Da bambino, ricordò, si correva per tutto: tanti tipi di gioco prevedano la corsa, la velocità d'esecuzione e poi la fuga per vicoli o per angoli, poi dietro ad un cerchione svuotato, ad una palla di plastica, ad un dispetto di un amico. Si correva senza risparmio di fiato, senza consapevolezza del tempo, prigionieri solo dell'alba e del tramonto quando si usciva di csa e poi il rientro la sera e in mezzo una pausa breve giusto per un piatto di pasta e per evitare sgrida e schiaffi alla nuca. Il tempo che passava non aveva un volto, un corpo da guardare e da toccare; passava accanto invisibile o ti attraversava lasciandoti come segno un ricordo, una corsa appena finita mentre lentamente si cresceva quasi senza accorgesene.
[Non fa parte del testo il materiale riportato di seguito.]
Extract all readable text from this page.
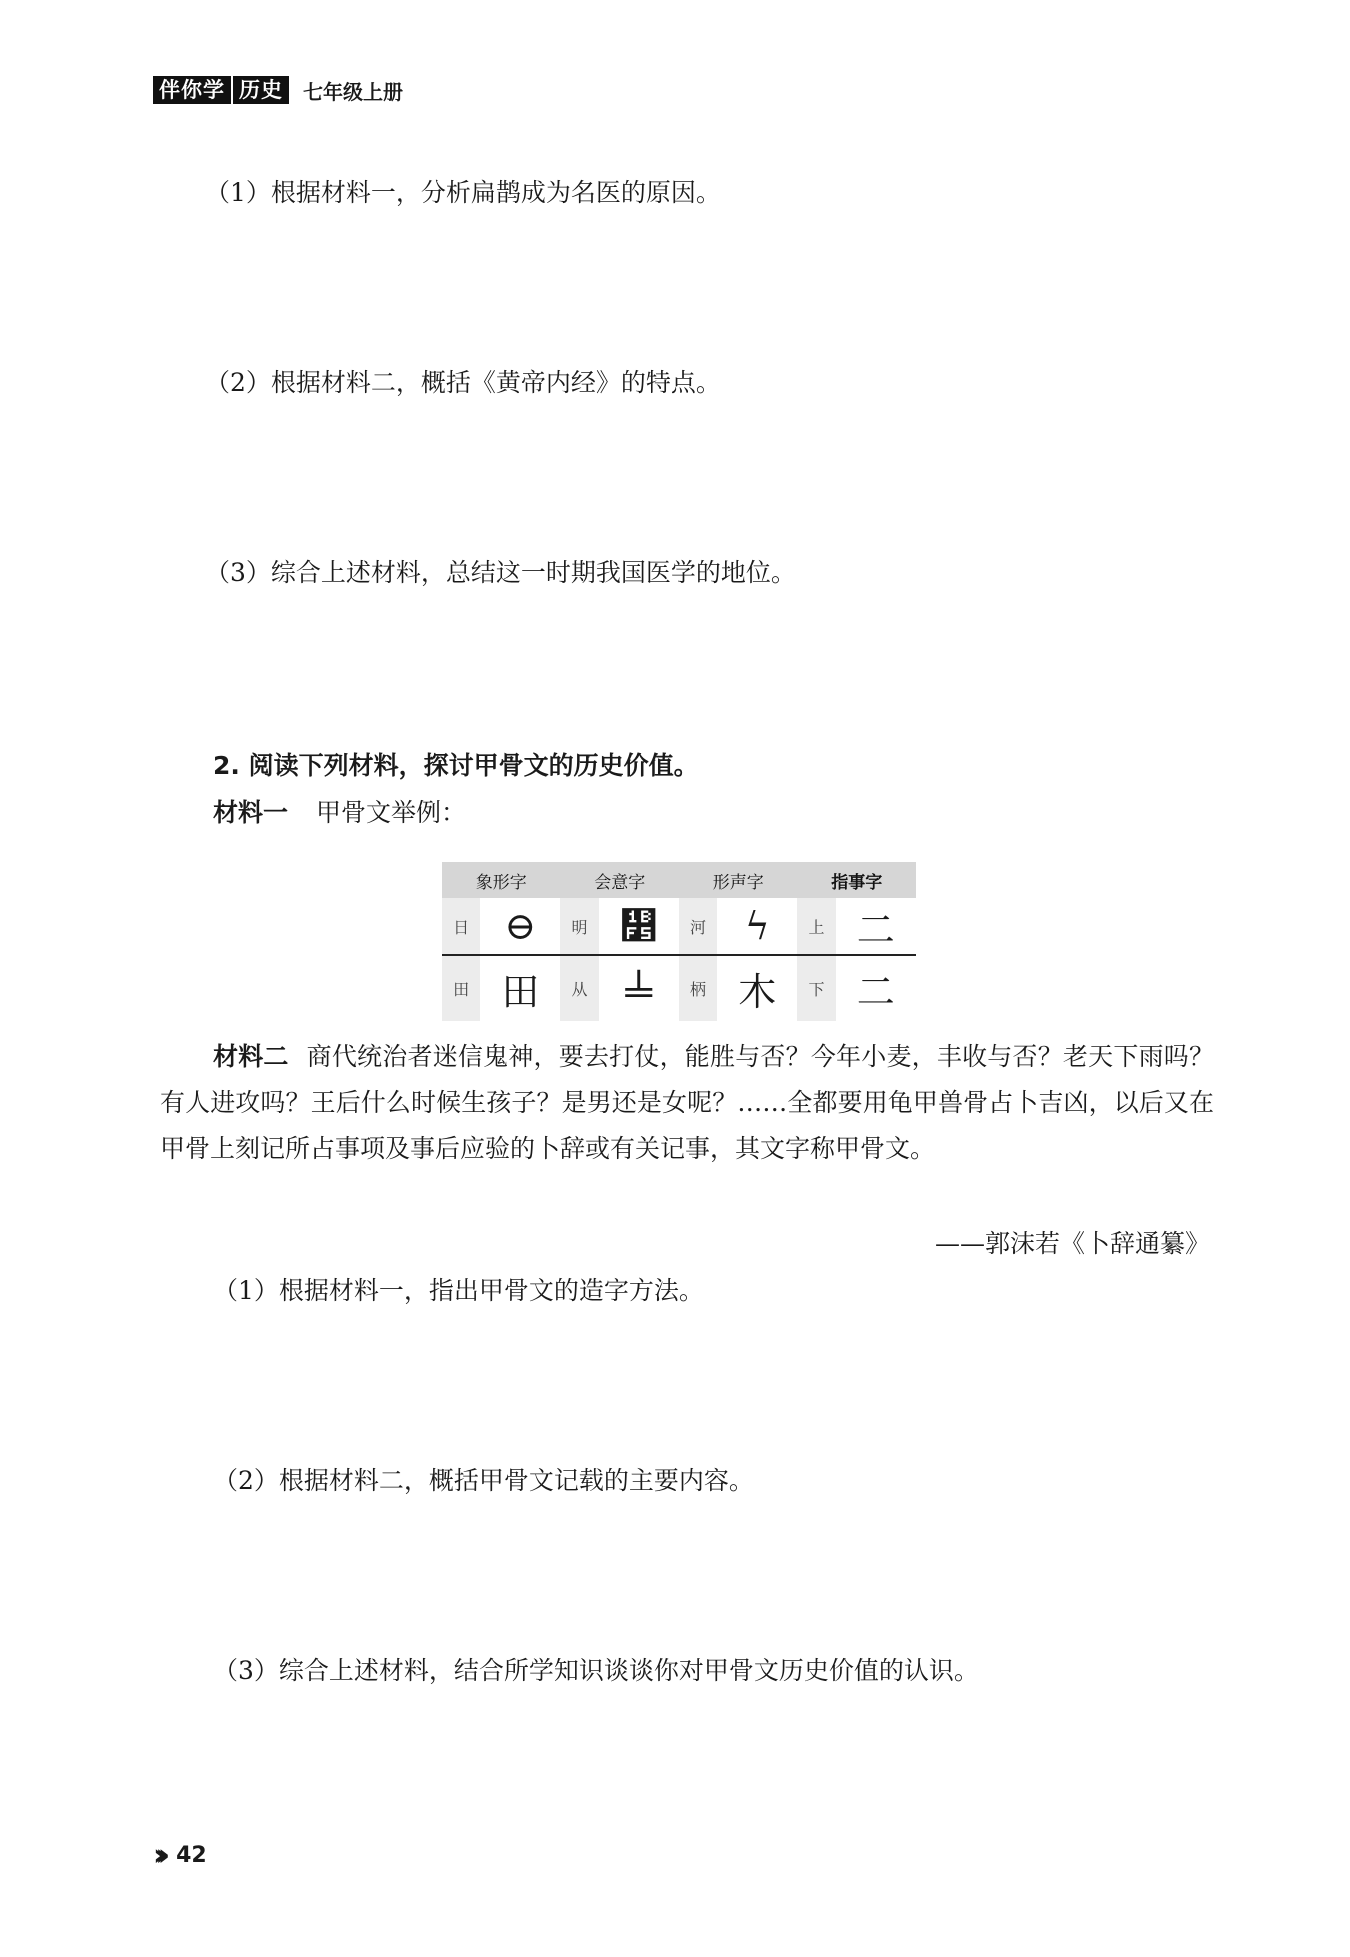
伴你学 历史	七年级上册
（1）根据材料一，分析扁鹊成为名医的原因。
（2）根据材料二，概括《黄帝内经》的特点。
（3）综合上述材料，总结这一时期我国医学的地位。
2. 阅读下列材料，探讨甲骨文的历史价值。
材料一 甲骨文举例：
象形字		会意字		形声字		指事字	
日	⊖	明	᯵	河	ϟ	上	⼆
田	田	从	𝍦	柄	⽊	下	⼆
材料二 商代统治者迷信鬼神，要去打仗，能胜与否？今年小麦，丰收与否？老天下雨吗？有人进攻吗？王后什么时候生孩子？是男还是女呢？……全都要用龟甲兽骨占卜吉凶，以后又在甲骨上刻记所占事项及事后应验的卜辞或有关记事，其文字称甲骨文。
——郭沫若《卜辞通纂》
（1）根据材料一，指出甲骨文的造字方法。
（2）根据材料二，概括甲骨文记载的主要内容。
（3）综合上述材料，结合所学知识谈谈你对甲骨文历史价值的认识。
››› 42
C'erano poi le stagioni e le feste patronali, i frutti diversi e qualche volta la neve e poi i primi peli sul viso, i pantaloni che si allungavano, gli sguardi delle ragazze ad avvisare che il tempo stava trascorrendo in fretta e lo sentivi se solo ti fermavi un attimo a pensare guardandoti alle spalle. Anche il sigillo del primo bacio annunciava che dentro  e fuori, il tempo si prendeva la sua parte in maniera inesorabile e cercò un orologio da polso, il primo alla prima comunione, che lo rese prigioniero inconsapevole del meccanismo della vita, un conto alla rovescia senza sapere una data precisa per quando abbandonare.